Los asesinos de la luna
Por Pablo Muñoz - Ignacio Pablo Rico
I.
Querido Ignacio:
A estas alturas, el Discurso ya ha convertido la discusión de Los asesinos de la luna (Killers of the Flower Moon, 2023) —una traducción un poquito más tosca del original The Killings of the Flower Moon, convendremos— en una aburrida discusión sobre reputaciones, en este caso la del director, Martin Scorsese.
Creo que estamos de acuerdo en que esa discusión no tiene demasiada importancia. Una obra debe interpretarse en sus términos y, si hay algo interesante en esta, es que abruma por sí misma: tal es el caudal.
Los asesinos de la luna (2023).
Pero ¿por dónde empezar? Quizás por lo que sucede entre 1975 y 1980. En esos años define Scorsese su poética, que no sus encargos ni sus obligaciones profesionales. Hace una película como Taxi Driver (1976), que trata de las posibilidades del estudio animado desde el interior de un personaje. Realiza New York, New York (1977), que al juicio profundo del maestro Andrade (escéptico scorsesiano, por lo demás), es sobre la imposibilidad de hacer un musical de la Metro. Y en el 80 realiza Toro Salvaje (Raging Bull), que es un fresco de su país orientado sobre una figura que va cayendo en desgracia lentamente.

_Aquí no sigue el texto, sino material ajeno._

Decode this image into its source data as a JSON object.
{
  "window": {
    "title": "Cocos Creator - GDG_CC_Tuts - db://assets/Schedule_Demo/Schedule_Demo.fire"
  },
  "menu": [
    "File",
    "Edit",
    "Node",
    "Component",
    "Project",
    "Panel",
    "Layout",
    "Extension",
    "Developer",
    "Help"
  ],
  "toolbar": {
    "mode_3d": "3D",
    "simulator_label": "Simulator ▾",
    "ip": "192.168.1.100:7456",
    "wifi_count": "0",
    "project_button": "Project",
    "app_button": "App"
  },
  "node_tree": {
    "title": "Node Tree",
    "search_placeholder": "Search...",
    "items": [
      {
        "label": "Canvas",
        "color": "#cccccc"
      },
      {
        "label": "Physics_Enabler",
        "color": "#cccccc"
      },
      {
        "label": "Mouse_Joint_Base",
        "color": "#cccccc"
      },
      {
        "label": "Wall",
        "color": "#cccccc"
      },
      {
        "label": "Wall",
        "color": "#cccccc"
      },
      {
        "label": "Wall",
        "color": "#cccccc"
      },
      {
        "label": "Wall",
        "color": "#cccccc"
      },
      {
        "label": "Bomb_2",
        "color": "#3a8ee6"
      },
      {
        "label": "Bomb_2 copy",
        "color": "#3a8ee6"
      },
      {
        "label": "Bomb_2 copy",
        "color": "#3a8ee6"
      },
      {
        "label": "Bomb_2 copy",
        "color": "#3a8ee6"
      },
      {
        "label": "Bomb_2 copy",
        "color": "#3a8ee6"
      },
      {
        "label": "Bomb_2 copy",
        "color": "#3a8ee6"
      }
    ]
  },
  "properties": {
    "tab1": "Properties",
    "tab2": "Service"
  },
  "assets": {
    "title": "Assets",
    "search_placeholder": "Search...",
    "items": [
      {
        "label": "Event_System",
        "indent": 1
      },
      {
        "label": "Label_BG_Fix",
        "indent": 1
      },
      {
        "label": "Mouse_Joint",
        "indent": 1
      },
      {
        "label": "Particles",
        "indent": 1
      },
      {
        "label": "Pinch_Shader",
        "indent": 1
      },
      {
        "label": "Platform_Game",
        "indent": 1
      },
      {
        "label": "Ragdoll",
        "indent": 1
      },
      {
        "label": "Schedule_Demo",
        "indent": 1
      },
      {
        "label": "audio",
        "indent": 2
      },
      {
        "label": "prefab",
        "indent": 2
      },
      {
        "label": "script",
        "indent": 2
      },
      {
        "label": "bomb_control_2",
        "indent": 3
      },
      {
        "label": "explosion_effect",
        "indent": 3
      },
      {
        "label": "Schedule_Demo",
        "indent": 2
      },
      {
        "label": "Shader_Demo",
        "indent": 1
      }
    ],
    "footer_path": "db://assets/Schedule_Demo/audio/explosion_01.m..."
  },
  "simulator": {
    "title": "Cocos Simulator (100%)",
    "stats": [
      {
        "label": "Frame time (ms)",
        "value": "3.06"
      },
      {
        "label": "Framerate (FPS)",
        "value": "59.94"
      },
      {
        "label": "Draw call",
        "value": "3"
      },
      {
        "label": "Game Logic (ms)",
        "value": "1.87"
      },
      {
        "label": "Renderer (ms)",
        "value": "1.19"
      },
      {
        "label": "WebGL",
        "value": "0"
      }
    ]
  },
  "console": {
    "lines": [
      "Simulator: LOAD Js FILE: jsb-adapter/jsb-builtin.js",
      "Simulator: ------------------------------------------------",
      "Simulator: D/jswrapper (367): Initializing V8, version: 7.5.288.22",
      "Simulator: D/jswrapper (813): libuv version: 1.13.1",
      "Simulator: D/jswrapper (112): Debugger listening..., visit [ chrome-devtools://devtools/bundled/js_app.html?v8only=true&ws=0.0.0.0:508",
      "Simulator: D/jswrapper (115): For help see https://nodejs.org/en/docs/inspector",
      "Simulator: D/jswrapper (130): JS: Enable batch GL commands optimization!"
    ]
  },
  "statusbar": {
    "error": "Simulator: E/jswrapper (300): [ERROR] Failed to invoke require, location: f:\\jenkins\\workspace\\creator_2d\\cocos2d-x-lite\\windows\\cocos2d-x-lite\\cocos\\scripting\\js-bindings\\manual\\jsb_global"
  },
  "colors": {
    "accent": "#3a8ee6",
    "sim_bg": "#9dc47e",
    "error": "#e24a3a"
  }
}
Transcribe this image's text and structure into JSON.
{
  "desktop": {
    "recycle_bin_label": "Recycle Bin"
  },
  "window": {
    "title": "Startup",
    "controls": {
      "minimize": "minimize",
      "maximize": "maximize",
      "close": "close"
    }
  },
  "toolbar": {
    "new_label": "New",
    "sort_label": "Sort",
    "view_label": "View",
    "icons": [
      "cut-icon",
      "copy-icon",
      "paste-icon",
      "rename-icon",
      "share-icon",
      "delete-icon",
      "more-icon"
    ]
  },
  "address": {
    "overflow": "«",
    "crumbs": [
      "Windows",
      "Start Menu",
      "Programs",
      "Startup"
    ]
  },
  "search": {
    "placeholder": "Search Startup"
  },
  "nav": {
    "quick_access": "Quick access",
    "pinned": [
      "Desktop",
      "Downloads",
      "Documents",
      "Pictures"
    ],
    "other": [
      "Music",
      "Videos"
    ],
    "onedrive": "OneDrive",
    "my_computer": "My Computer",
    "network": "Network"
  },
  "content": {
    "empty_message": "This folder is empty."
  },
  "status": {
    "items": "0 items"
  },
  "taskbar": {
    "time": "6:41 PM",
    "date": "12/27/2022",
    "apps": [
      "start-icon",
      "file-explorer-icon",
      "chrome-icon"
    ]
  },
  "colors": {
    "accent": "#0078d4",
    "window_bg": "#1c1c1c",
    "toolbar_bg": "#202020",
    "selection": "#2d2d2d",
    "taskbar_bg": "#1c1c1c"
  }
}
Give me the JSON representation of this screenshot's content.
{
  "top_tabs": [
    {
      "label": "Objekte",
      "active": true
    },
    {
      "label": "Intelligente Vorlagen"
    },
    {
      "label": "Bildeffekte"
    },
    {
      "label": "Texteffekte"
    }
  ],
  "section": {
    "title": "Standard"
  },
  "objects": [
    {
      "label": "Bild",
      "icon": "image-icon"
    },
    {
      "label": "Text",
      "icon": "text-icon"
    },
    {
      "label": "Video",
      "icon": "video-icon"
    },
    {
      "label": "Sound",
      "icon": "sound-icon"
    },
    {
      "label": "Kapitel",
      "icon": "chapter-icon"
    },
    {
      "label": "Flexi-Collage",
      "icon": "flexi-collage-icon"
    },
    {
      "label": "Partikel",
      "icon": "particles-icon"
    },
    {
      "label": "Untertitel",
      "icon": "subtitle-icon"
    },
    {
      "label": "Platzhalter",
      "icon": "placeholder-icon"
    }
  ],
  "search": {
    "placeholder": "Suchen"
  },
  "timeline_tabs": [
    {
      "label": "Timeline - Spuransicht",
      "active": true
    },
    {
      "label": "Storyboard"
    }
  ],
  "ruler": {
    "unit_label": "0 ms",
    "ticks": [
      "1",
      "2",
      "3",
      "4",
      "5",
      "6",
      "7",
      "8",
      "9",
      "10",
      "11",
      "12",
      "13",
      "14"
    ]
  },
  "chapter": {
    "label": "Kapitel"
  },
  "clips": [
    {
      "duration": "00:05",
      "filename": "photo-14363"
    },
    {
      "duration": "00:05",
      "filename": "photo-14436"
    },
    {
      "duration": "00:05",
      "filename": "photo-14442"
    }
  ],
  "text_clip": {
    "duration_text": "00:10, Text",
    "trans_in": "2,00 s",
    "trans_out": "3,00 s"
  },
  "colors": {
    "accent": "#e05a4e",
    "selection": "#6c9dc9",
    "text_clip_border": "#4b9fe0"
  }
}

Resulta interesante cómo sus películas posteriores recogen y fusionan esa herencia. Taxi Driver le lleva a El rey de la comedia (The King of Comedy, 1982) y a ¡Jo, qué noche! (After Hours, 1985), pero también a La última tentación de Cristo (The Last Temptation of Christ, 1988) y Silencio (Silence, 2016) (donde la interioridad que es la fe es todo el paisaje mismo). Y Toro Salvaje le lleva a Uno de los nuestros (Goodfellas, 1990), La edad de la inocencia (The Age of Innocence, 1993) y Casino (1995). Y New York, New York le lleva a El color del dinero (The Color of Money, 1986).
Y desde hace veinte años, Scorsese hace un compendio de esas poéticas, las entremezcla. El primer intento brutal le fue arrebatado por los productores y quedó inacabado, Gangs of New York (2002). Creo que esta película que nos ocupa es la primera en la que ha conseguido un compendio así.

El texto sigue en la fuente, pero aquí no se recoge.